Distribution Options

PRODUCTION HOUSES

Before we come to distribution, an indie author needs to decide if a production house is the right route for them.

Do you want to DIY it, or would you like a little assistance? Would you like to just hand it over and be done with? Production houses can handle everything for you. They can just make it happen. The ultimate handover of control is to sell your audio rights, and a production company might be interested.

Without selling your audio rights, a production house can handle casting, all the audio tech, distribution, and even promotion. Or you can be involved with the process: choosing your narrator, approving the final audio, choosing your distribution and participating in promotional campaigns. Of course there’s some cost involved, but the cost can be very, surprisingly modest, for very high value.

Main advantages:

Convenience.

Time. You can get back to writing and know that your books are being conveyed into audiobooks.

Trust. These are people who already know how it all works and know the best practices. Many of these companies are narrator-run. They know the biz.

Professionalism. Production houses work with proven, vetted narrators. You don’t have to screen all comers.

ROI. With a production co. that does promotion, you can have a much better and clearer expectation of recouping your investment. Promo can be time consuming. A production house is going to have a network of advertisers, bookstagrammers, reviewers and more to promo to for the genres they work with, so that you don’t have to find all those resources on your own.

Here is a not-comprehensive list of production houses:

Audiobook Empire - all genres

Pink Flamingo Productions and subsidiaries - Erotica, Horror, Thriller

Nubian Audio - POC

Leonardo Audio - various “man books”

Curated Audio

Cat’s Meow Productions - Clean reads

Blue Nose Audio

One Night Stand Studios - Romance

Tavia Gilbert/Talkbox - Non-fiction

(there are more)

If you already have a narrator in mind (maybe me!), you can go to any of these houses and you’ve already saved the casting step.
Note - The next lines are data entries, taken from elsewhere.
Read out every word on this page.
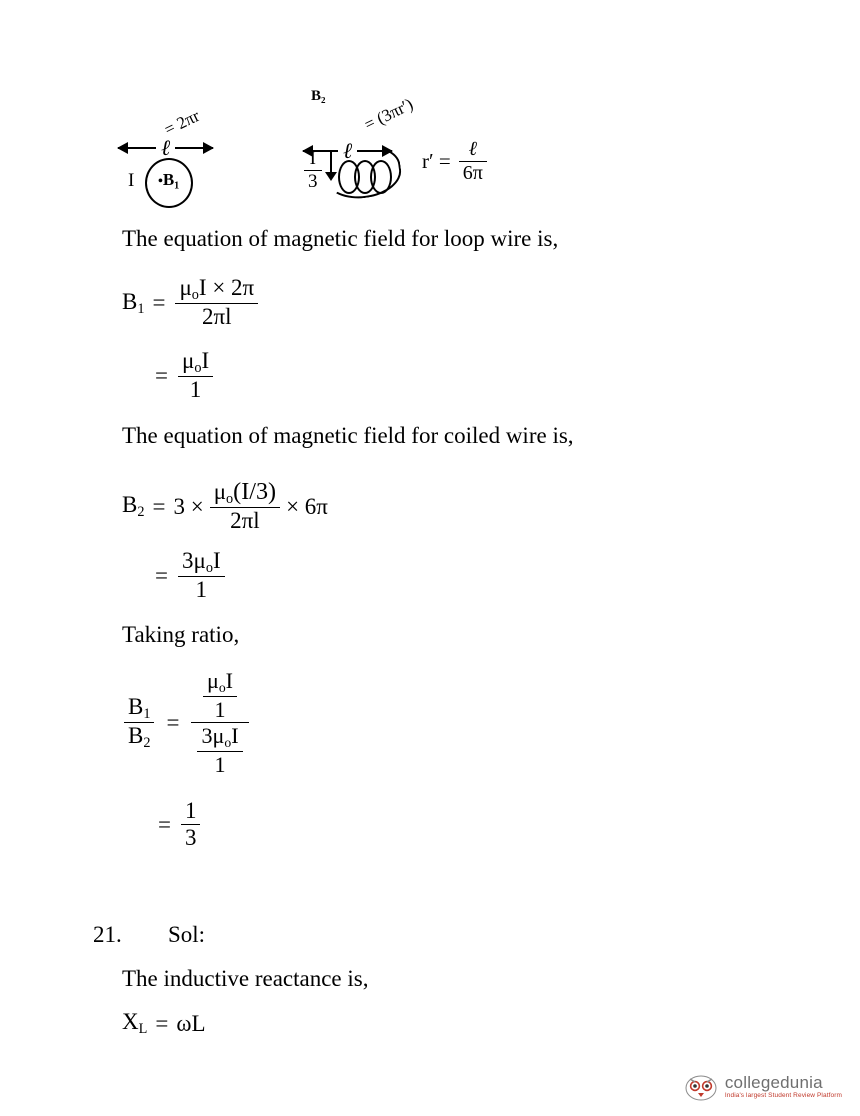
= 2πr
ℓ
I •B₁
B₂ = (3πr′)
ℓ
$\frac{I}{3}$	$r' = \frac{\text{ℓ}}{6\pi}$
The equation of magnetic field for loop wire is,
$B_1 = \frac{\mu_oI \times 2\pi}{2\pi l}$
= $\frac{\mu_oI}{1}$
The equation of magnetic field for coiled wire is,
$B_2 = 3 \times \frac{\mu_o(I/3)}{2\pi l} \times 6\pi$
= $\frac{3\mu_oI}{1}$
Taking ratio,
$\frac{B_1}{B_2} = \frac{\frac{\mu_oI}{1}}{\frac{3\mu_oI}{1}}$
= $\frac{1}{3}$
21. Sol:
The inductive reactance is,
$X_L = \omega L$
collegedunia
India's largest Student Review Platform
Most authors benefit from some amount of assistance from a production house - because it’s hard to be an expert at writing AND audiobook production and promotion. But if you’re a hard-core DIY’er, I dig that too ;)

I can recommend one I think best for you!

Whether you decide to go with a production house or work directly with a narrator, you will then have to decide how you wish to distribute:

DISTRIBUTORS AND AGGREGATORS

All of these have their particular advantages and disadvantages, and which is best for you basically depends on:

1. Whether or not you’re choosing PFH or RS.

2. Whether or not you wish to start with Audible exclusive.

3. Whether or not you want to “go wide”

A little more on this….

Per Finished Hour or PFH means you pay a narrator outright, and then own the ready-for-retail completed audio. Royalty Share or RS means the narrator gets paid for their investment through the sales of the audio over time.

PFH is the best choice for control, options, and also to maximize your return. All the royalties go to you! But RS is an option if the upfront cost is too much at once and you have sales numbers that make it a good risk for a narrator or even production house to co-invest with you.

Audible exclusive means your book goes on sale at the juggernaut- Audible, iTunes, and Amazon, ONLY. It’s user-friendly for DIY’ers, the royalty percentage is highest, and you can get free book codes to give to reviewers. The price of your book is set by its length. ACX is only accessible to residents of the US, UK, and Canada. Considering the problems Audible has had with mis-reporting sales, failure to pay royalties and backlash from consumers avoiding Amazon, this big obvious choice may not be best.

Wide. Your book goes on sale with Audible iTunes Amazon PLUS dozens of retailers, including libraries (LIBRARIES!), Chirp, Kobo, and more. Kobo is the favorite audiobook retailer in the Canadian market. You can control your own pricing, and benefit from Chirp sales. You can get Downpour and Kobo codes for reviewers. Your Audible royalty commission is reduced.

Your options for distributor/aggregators:

ACX - RS and PFH, Audible exclusive

Findaway; Dreamscape - Wide, PFH only

Spoken Realms - Wide, PFH and RS with some conditions, ideal choice for public domain books

If you are choosing PFH, you have all the options. If you are choosing RS, you have two - ACX, and Spoken Realms.

There are more granular considerations, for instance, you can go acx exclusive and later “pull” it and go wide (IF it was PFH and you own the audio). I personally like wide because I think libraries are important and would not want to cut off any potential market.

Do you have a following and a formula for release promotion with simultaneous audio? Or are you making your back catalog into audio?

Which is right for you?! This might be exactly the kind of conversation to have with a production house! If you are “middle of the road” as far as having time to invest in learning (and there is a lot to learn!) about production, and distributing, and marketing, the value you get for a modest price to work with production houses who know the business is substantial. It will save you a LOT of time.